DP5640 Does Propitious Selection Explain Why Riskier People Buy Less Insurance?
|Author(s):||Philippe De Donder, Jean J.G. Hindriks|
|Publication Date:||April 2006|
|Keyword(s):||cherry picking, precaution, preference-based adverse selection, social insurance|
|Programme Areas:||Public Economics|
|Link to this Page:||cepr.org/active/publications/discussion_papers/dp.php?dpno=5640|
Empirical testing of asymmetric information in the insurance market has uncovered a negative correlation between risk levels and insurance purchases, rather than the positive correlation predicted by the standard insurance theory.
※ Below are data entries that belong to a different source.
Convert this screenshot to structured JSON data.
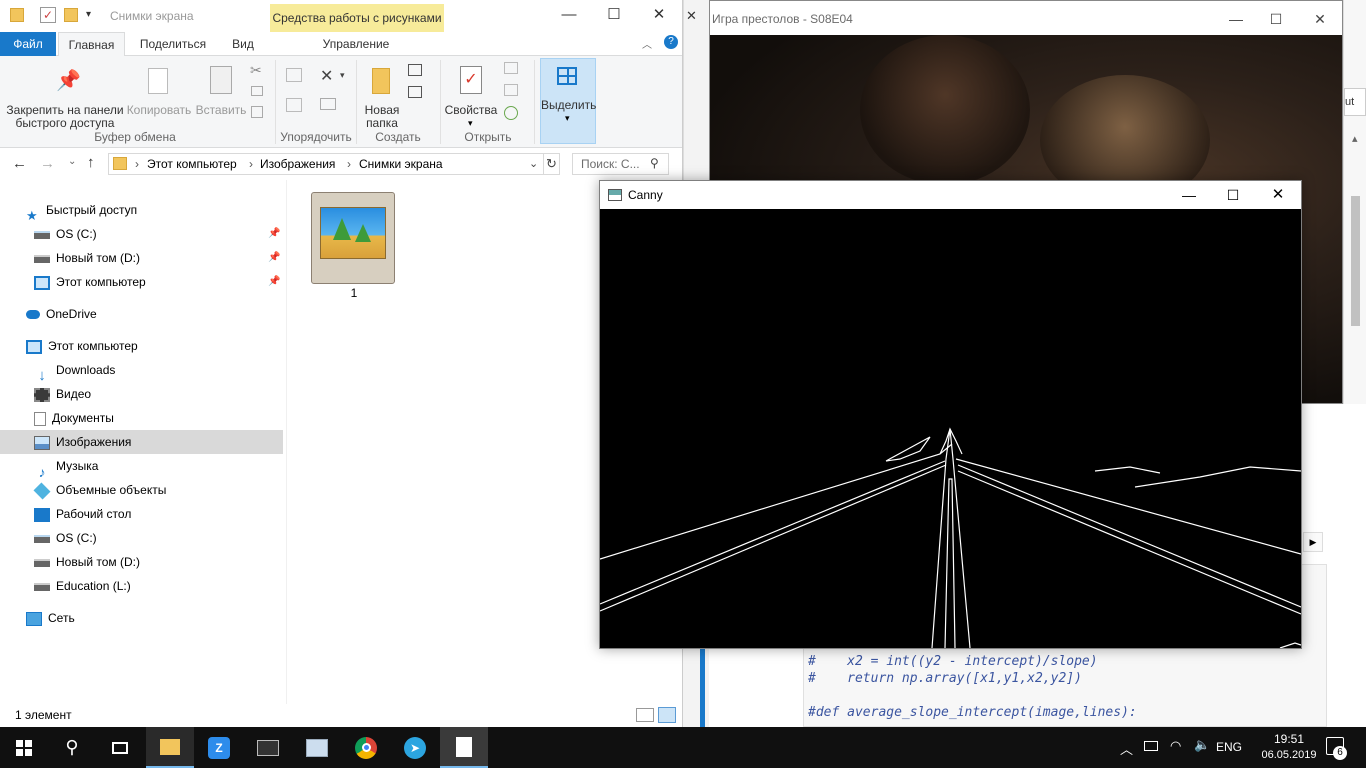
{
  "explorer": {
    "title": "Снимки экрана",
    "context_tab": "Средства работы с рисунками",
    "tabs": [
      "Файл",
      "Главная",
      "Поделиться",
      "Вид",
      "Управление"
    ],
    "ribbon": {
      "pin_label_1": "Закрепить на панели",
      "pin_label_2": "быстрого доступа",
      "copy": "Копировать",
      "paste": "Вставить",
      "new_folder_1": "Новая",
      "new_folder_2": "папка",
      "properties": "Свойства",
      "select": "Выделить",
      "groups": [
        "Буфер обмена",
        "Упорядочить",
        "Создать",
        "Открыть"
      ]
    },
    "breadcrumb": [
      "Этот компьютер",
      "Изображения",
      "Снимки экрана"
    ],
    "search_placeholder": "Поиск: С...",
    "nav": [
      {
        "label": "Быстрый доступ",
        "pinned": false
      },
      {
        "label": "OS (C:)",
        "pinned": true
      },
      {
        "label": "Новый том (D:)",
        "pinned": true
      },
      {
        "label": "Этот компьютер",
        "pinned": true
      },
      {
        "label": "OneDrive",
        "pinned": false
      },
      {
        "label": "Этот компьютер",
        "pinned": false
      },
      {
        "label": "Downloads",
        "pinned": false
      },
      {
        "label": "Видео",
        "pinned": false
      },
      {
        "label": "Документы",
        "pinned": false
      },
      {
        "label": "Изображения",
        "pinned": false,
        "selected": true
      },
      {
        "label": "Музыка",
        "pinned": false
      },
      {
        "label": "Объемные объекты",
        "pinned": false
      },
      {
        "label": "Рабочий стол",
        "pinned": false
      },
      {
        "label": "OS (C:)",
        "pinned": false
      },
      {
        "label": "Новый том (D:)",
        "pinned": false
      },
      {
        "label": "Education (L:)",
        "pinned": false
      },
      {
        "label": "Сеть",
        "pinned": false
      }
    ],
    "file_name": "1",
    "status": "1 элемент",
    "accent": "#1979ca"
  },
  "got": {
    "title": "Игра престолов - S08E04"
  },
  "editor": {
    "lines": [
      "#    x2 = int((y2 - intercept)/slope)",
      "#    return np.array([x1,y1,x2,y2])",
      "",
      "#def average_slope_intercept(image,lines):"
    ],
    "side_btn": "ut"
  },
  "canny": {
    "title": "Canny"
  },
  "taskbar": {
    "lang": "ENG",
    "time": "19:51",
    "date": "06.05.2019",
    "notifications": "6"
  }
}
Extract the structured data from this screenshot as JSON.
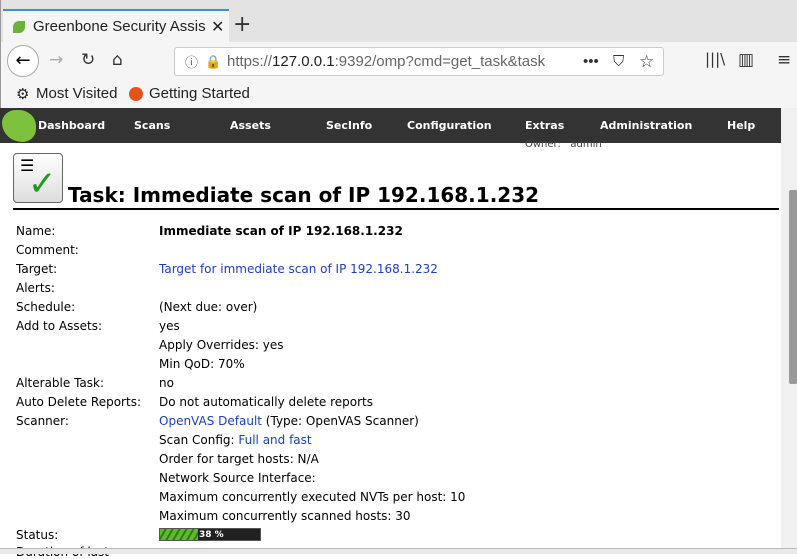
{
  "browser": {
    "tab_title": "Greenbone Security Assistant",
    "url_prefix": "https://",
    "url_host": "127.0.0.1",
    "url_rest": ":9392/omp?cmd=get_task&task",
    "bookmarks": [
      "Most Visited",
      "Getting Started"
    ]
  },
  "menu": [
    "Dashboard",
    "Scans",
    "Assets",
    "SecInfo",
    "Configuration",
    "Extras",
    "Administration",
    "Help"
  ],
  "owner_label": "Owner:",
  "owner": "admin",
  "title": "Task: Immediate scan of IP 192.168.1.232",
  "rows": [
    {
      "label": "Name:",
      "value": "Immediate scan of IP 192.168.1.232"
    },
    {
      "label": "Comment:",
      "value": ""
    },
    {
      "label": "Target:",
      "link": "Target for immediate scan of IP 192.168.1.232"
    },
    {
      "label": "Alerts:",
      "value": ""
    },
    {
      "label": "Schedule:",
      "value": "(Next due: over)"
    },
    {
      "label": "Add to Assets:",
      "value": "yes"
    },
    {
      "label": "",
      "value": "Apply Overrides: yes"
    },
    {
      "label": "",
      "value": "Min QoD: 70%"
    },
    {
      "label": "Alterable Task:",
      "value": "no"
    },
    {
      "label": "Auto Delete Reports:",
      "value": "Do not automatically delete reports"
    },
    {
      "label": "Scanner:",
      "link": "OpenVAS Default",
      "suffix": " (Type: OpenVAS Scanner)"
    },
    {
      "label": "",
      "prefix": "Scan Config: ",
      "link": "Full and fast"
    },
    {
      "label": "",
      "value": "Order for target hosts: N/A"
    },
    {
      "label": "",
      "value": "Network Source Interface:"
    },
    {
      "label": "",
      "value": "Maximum concurrently executed NVTs per host: 10"
    },
    {
      "label": "",
      "value": "Maximum concurrently scanned hosts: 30"
    }
  ],
  "status": {
    "label": "Status:",
    "progress_percent": 38,
    "text": "38 %"
  },
  "next_label": "Duration of last"
}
Hemenway (1990) proposes an explanation for this negative correlation, called 'propitious selection''. He argues that potential insurance buyers have different tastes for risk and that 'individuals who are highly risk avoiding are more likely both to try to reduce the hazard and to purchase insurance' (p. 1064). Chiappori and Salanié (2000) also suggest that this line of argument, which they call 'cherry picking', may explain the observed negative correlation. In this paper, we show that the propitious selection argument does not imply negative correlation between risk levels and insurance purchases, be-cause it fails to take into account the supply side of the insurance market. To illustrate this claim, we provide a model where, although we assume that individuals differ in risk aversion and that the more risk averse individuals exert more precaution and buy more insurance, we end up with a positive correlation between risk and insurance purchases at equilibrium. The reason is that, in any separating equilibrium, the more risk averse individuals face insurance overprovision which, combined with moral hazard, increases their risk relative to the less risk averse individuals. To obtain the negative correlation between risk and insurance purchases, one further needs the extra condition of decreasing marginal willingness to pay for the less risk averse individuals. Finally, we find that propitious selection has profound policy implications for social insurance.